Shortly after discovering the heat shield conditions, NASA initiated an extensive investigation involving a multidisciplinary team of experts focusing on thermal protection and material analysis.

An independent review team, led by former NASA leader Paul Hill, validated NASA's findings on the heat shield's technical issues and confirmed that there were no safety concerns for future missions.

Technical teams conducted thorough sampling, imagery reviews, and extensive ground testing, which included 121 individual tests across various facilities to determine the issue's origin.

Approximately 200 samples of Avcoat were analyzed, revealing that areas of permeable Avcoat did not experience cracking, highlighting the importance of material permeability in preventing char loss.

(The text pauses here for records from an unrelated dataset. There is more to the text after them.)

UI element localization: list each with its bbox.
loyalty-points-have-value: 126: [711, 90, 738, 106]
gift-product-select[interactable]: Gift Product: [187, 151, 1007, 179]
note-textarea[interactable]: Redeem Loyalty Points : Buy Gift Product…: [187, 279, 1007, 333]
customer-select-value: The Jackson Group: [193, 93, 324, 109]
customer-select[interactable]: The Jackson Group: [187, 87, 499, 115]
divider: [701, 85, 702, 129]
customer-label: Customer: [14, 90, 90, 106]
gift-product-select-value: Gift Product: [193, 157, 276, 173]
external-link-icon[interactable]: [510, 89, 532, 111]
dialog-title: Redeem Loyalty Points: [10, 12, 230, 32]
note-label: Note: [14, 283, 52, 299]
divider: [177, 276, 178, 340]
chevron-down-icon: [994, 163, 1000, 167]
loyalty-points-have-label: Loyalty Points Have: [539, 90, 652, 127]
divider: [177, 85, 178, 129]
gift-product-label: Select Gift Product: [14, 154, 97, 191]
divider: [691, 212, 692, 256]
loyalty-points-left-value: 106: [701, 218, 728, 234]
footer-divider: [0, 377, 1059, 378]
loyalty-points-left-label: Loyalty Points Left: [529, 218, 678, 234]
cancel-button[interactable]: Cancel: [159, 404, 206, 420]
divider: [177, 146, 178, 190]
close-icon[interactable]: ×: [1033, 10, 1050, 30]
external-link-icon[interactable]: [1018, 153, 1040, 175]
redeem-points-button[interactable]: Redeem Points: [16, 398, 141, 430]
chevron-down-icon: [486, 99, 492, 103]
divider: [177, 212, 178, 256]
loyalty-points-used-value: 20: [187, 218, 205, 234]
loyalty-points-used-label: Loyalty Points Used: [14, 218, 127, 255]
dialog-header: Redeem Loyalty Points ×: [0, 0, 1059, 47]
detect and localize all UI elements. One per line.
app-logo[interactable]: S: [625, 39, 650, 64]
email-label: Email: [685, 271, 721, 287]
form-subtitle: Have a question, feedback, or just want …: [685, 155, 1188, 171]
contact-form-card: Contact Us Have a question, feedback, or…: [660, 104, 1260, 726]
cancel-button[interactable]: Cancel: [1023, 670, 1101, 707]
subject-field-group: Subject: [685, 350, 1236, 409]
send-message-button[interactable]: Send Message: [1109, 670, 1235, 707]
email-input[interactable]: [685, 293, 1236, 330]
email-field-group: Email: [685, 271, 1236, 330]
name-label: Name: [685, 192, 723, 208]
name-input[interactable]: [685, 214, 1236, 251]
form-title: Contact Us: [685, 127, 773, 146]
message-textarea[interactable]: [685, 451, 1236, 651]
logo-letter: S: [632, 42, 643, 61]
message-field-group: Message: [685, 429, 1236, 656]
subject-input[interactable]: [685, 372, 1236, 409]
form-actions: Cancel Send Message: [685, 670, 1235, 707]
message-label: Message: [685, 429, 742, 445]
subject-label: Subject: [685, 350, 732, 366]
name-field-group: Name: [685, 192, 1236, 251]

NASA teams are confident they can modify the Artemis II heat shield design to ensure crew safety, using insights gained from the Artemis I investigation.

The Artemis I spacecraft utilized a skip guidance entry technique, which allowed it to manage its descent effectively by utilizing atmospheric drag and lift.

Pre-flight tests had not accurately simulated the conditions experienced during the mission, as they were conducted at higher heating rates, leading to unexpected behavior of the char layer.

NASA has identified the technical cause of unexpected char loss on the Orion spacecraft's heat shield during the Artemis I mission, linking it to trapped gases within the ablative material.

The investigation revealed that the pressure buildup from these trapped gases led to cracking and uneven shedding of the charred outer layer during reentry from the Moon.

Laboratory simulations at NASA's Ames Research Center confirmed that reduced heating rates during reentry caused the unexpected material loss.

Amit Kshatriya, deputy associate administrator of NASA's Moon to Mars Program, emphasized the importance of the Artemis I test flight for understanding system performance in deep space before crewed missions.

The investigation findings will inform future designs and improvements for Artemis heat shields, focusing on achieving consistent permeability and uniformity in the materials used.